In recent decades, a series of nanotechnology-based therapeutics and imaging agents were tested in preclinical and clinical studies relating to cancer and other pathologies. Many promising formulations were developed, aiming to increase therapeutic efficacy by exploiting the unique possibility offered by nanomedicines. Examples of important achievements, obtained by introducing these systems, include the possibility of controlling vector features, influencing interplay with biological systems, and increasing drug accumulation at the tumor site.
Some of the more promising technologies discovered were approved for clinical application, thus positively influencing the therapeutic efficacy of treatments when compared to their free drug counterparts. Despite this, some limitations related to the use of these systems still remain only partially solved. The growing interest in researching novel approaches aiming to face these challenges and to refine the formulation design could possibly impact both the efficacy and application of nanosystems.
Despite the considerable improvements made in recent years in developing efficient anticancer nanomedicines, some challenges still remain to be addressed. Finding innovative strategies to refine the use of nanoformulations is strictly necessary to fully exploit their potential.
New solutions to partially solved problems are required. This mainly applies to the negotiation of biological barriers the nanomedicines encounter during their route to the target. Crossing tumor endothelium for example, might not occur in sufficient extent, due to intrinsic features of some tumors. Diseased tissue targeting may not be completely functional, as it is limited by the formation of a protein corona on the particle’s surface, physically covering molecules deputed to targeting. Mononuclear phagocytic system uptake a considerable fraction of nanotherapeutics generating off target effects. The choice of material composing formulations designed for preclinical studies does not always respect biocompatibility, with consequent risk of toxic and/or immuno-toxic effects. Additionally, for those therapeutics relying on the cytosolic delivery of nucleic acids or other drugs, the endosomal escape is often suboptimal. Small refinements on these well recognized and characterized aspects have the potential to turn into big differences in term of therapeutic efficiency.

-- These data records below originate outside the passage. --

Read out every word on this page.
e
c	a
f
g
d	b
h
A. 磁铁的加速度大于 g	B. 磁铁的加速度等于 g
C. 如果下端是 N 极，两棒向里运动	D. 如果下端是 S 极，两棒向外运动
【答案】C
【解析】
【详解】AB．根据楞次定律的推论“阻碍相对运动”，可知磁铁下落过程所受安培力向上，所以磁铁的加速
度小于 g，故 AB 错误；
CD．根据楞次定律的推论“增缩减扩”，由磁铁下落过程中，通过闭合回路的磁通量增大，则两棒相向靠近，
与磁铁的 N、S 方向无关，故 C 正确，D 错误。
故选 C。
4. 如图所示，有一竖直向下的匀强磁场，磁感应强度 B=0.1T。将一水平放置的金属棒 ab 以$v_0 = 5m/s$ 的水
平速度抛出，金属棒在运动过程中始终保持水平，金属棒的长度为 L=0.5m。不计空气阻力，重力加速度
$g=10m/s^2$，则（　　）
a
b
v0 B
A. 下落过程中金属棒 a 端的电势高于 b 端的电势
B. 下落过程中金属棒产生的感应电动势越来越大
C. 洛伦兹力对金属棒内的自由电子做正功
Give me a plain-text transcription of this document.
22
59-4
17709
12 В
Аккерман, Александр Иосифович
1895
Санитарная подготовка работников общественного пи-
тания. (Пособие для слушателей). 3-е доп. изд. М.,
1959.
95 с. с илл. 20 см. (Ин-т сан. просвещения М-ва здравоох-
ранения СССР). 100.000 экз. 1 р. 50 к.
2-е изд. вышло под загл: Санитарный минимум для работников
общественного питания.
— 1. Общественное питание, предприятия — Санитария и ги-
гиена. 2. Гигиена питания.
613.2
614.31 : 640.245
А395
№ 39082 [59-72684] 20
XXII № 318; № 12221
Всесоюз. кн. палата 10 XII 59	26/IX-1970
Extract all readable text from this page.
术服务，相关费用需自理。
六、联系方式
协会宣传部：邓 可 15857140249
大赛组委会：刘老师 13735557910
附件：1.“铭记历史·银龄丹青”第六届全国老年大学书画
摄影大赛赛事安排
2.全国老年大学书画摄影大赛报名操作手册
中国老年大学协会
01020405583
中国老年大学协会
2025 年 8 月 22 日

This Research Topic will collect original articles, reviews and a range of article types, in which authors propose novel strategies for improving nanoparticles performances. This Research Topic welcomes manuscripts addressing, but not limited to, the following themes:
• Nanotechnologies actively able to overcome the endothelial barrier or to deposit on endothelial cells and release their payload thereof.
• Nanotechnologies or strategies allowing the vectors to more efficiently escape from mononuclear phagocytic system uptake.
• Innovative disease site targeting strategies.
• Nanotechnologies presenting minimal toxicity associated to the vector itself (this also applies to immune-toxicity)
• Nanotechnologies and strategies boosting the cytosolic delivery of nucleic acids and drugs (with particular attention will be given to the cytosolic delivery of nucleic acids).